Barnes and the three other women in her company danced a thoroughly enjoyable three-work program Sunday night in Reynolds Theater (runs through July 3), as the American Dance Festival moved into its third full week. Sunday marked the premiere of the ADF-commissioned Luster, a duet for Barnes and her dance partner Anna Bass. The women have worked together for ten years of struggle and triumph and survival as dance-makers in show business, and the scenes that Barnes has contrived to show the story are broadly funny and surprisingly powerful in their deft gestures of enduring friendship.
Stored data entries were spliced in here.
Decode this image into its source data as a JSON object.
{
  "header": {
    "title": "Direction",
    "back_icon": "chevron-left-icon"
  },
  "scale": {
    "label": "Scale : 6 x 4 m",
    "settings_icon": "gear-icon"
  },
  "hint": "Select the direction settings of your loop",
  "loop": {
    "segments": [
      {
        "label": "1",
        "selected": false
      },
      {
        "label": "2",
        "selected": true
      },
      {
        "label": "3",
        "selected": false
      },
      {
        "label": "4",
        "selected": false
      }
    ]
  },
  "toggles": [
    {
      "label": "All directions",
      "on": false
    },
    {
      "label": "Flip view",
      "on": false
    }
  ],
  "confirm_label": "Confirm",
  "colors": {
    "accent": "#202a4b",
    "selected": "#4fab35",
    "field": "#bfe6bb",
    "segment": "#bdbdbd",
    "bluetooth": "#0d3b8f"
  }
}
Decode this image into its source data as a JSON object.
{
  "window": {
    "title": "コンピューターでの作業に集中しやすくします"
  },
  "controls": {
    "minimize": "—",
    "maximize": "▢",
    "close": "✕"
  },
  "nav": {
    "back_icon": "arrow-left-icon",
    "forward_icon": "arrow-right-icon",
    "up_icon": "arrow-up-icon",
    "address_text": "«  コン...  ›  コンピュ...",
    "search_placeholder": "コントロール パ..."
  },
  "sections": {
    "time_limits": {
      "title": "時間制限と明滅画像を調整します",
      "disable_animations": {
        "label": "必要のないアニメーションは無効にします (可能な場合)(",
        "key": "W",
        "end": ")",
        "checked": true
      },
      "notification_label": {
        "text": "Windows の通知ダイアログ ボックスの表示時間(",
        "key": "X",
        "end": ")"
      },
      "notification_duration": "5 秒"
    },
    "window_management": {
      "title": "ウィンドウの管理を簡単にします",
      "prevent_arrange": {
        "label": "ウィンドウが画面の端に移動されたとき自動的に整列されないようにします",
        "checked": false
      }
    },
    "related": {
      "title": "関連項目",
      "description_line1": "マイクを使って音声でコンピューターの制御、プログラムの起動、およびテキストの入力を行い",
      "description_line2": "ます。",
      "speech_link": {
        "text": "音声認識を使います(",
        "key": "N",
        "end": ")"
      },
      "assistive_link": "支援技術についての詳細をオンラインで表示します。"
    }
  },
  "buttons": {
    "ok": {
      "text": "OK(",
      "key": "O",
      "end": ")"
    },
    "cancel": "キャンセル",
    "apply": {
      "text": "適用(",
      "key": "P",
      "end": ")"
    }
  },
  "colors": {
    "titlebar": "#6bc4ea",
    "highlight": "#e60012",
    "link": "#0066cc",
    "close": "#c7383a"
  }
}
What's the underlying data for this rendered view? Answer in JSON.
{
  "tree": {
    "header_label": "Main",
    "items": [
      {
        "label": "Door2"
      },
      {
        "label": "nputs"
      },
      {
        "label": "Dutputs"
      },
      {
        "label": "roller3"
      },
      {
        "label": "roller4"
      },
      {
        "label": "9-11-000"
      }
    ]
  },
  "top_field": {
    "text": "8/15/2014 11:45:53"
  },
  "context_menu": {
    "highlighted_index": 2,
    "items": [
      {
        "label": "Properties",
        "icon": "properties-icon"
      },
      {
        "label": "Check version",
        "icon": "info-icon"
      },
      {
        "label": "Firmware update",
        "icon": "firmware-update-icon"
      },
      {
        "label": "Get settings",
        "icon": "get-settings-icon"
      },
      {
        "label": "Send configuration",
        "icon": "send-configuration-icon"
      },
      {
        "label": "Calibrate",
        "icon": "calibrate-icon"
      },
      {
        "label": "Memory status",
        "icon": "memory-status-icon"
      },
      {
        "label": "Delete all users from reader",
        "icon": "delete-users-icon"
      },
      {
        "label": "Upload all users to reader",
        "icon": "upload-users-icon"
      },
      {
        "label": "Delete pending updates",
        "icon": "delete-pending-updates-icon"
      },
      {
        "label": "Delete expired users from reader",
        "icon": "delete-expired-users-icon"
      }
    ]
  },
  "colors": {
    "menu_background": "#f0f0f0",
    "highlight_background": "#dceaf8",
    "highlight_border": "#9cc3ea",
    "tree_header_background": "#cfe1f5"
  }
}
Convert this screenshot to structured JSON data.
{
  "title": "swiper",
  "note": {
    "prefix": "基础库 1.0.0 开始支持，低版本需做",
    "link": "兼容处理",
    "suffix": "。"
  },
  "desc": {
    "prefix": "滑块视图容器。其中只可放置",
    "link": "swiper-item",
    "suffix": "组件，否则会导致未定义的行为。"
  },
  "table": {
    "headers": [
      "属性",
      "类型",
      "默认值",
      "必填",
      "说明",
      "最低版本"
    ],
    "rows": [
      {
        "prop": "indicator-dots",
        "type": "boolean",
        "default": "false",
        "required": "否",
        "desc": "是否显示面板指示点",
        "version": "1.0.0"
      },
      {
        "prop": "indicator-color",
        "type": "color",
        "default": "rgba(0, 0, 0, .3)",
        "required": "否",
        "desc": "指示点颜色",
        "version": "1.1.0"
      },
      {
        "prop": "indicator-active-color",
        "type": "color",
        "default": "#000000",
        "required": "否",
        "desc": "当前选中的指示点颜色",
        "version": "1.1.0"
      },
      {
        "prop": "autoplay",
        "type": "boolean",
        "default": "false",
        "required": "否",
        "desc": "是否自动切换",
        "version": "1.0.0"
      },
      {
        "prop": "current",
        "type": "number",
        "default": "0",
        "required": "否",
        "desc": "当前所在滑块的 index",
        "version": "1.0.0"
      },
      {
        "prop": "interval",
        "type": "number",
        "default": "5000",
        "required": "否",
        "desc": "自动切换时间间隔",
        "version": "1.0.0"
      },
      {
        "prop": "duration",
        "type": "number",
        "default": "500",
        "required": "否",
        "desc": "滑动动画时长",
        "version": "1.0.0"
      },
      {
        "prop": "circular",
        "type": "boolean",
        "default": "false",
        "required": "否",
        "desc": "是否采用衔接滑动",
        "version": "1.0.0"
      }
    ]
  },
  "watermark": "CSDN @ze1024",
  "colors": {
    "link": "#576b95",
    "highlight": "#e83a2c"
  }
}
Barnes draws from any period or genre of staged art that suits her story, from Punch-and-Judy, to vaudeville, to glamour-gown cabaret, to basketball. The bubbling delight of it is that she makes a confection, not a mash-up, from it all, and she and Bass frolic through it with an athletic enthusiasm, jamming powerfully in their sneakers to Tina Turner’s “Proud Mary,” Nina Simone’s “If You Knew,” and Lionel Ritchie’s “Angel.” Between the latter two songs, they engage in a long circular dance to the instrumental “Undon Hulu” by Ólafur Arnolds. As far as dance goes, this is the power heart of the work. The two women circle the stage, sneakers squeaking, in a slight crouch, torso bent, one arm extended horizontally as if for balance, the other steadily churning. Then suddenly, they are arm-pumping champions and the circle is invaded by stagehands bearing flowers. They set up chairs, and the dancers perform the entire Ritchie song seated, as bright confetti showers behind them. The curtain falls, leaving a last image of moving feet, flashing in the bright narrow band beneath the lowering curtain.

The rest of the program consists of two works, from 2010 and 2011. The earlier, mostly fanfare, , danced to a medley sung by Nina Simone, uses three women, all of whom appear in subdued over-the-knee navy blue skirts, white camisoles, and white ostrich feather headdresses. This costuming effectively conveys the workaday aspect of stage arts. The dancing involves a lot of mincing, trotting, prancing little steps, and much parading back and forth diagonally across the stage, and much practice of preening (humbly) before an audience. There are many amusing scenes, and a few with visceral punch, mostly involving the inexplicable but threatening incursion of sealed packing boxes, hurled in from offstage. There is also some impressive circus-style balancing — while dancing. It is all very smart and good-spirited, but it went on just a little too long.

I felt the same way about Everything is Getting Better All the Time, even though the music was classic Otis Redding live. The dance, for four women, was one or two ideas short of carrying us all the way to the end with ever-fresh energy. However, it was adorable, funny, athletic, visually stylish and studded with glorious bouts of dancing. And, it includes some fine baton twirling, which you don’t get to see just any day. Everything definitely is better by the end of this fun show.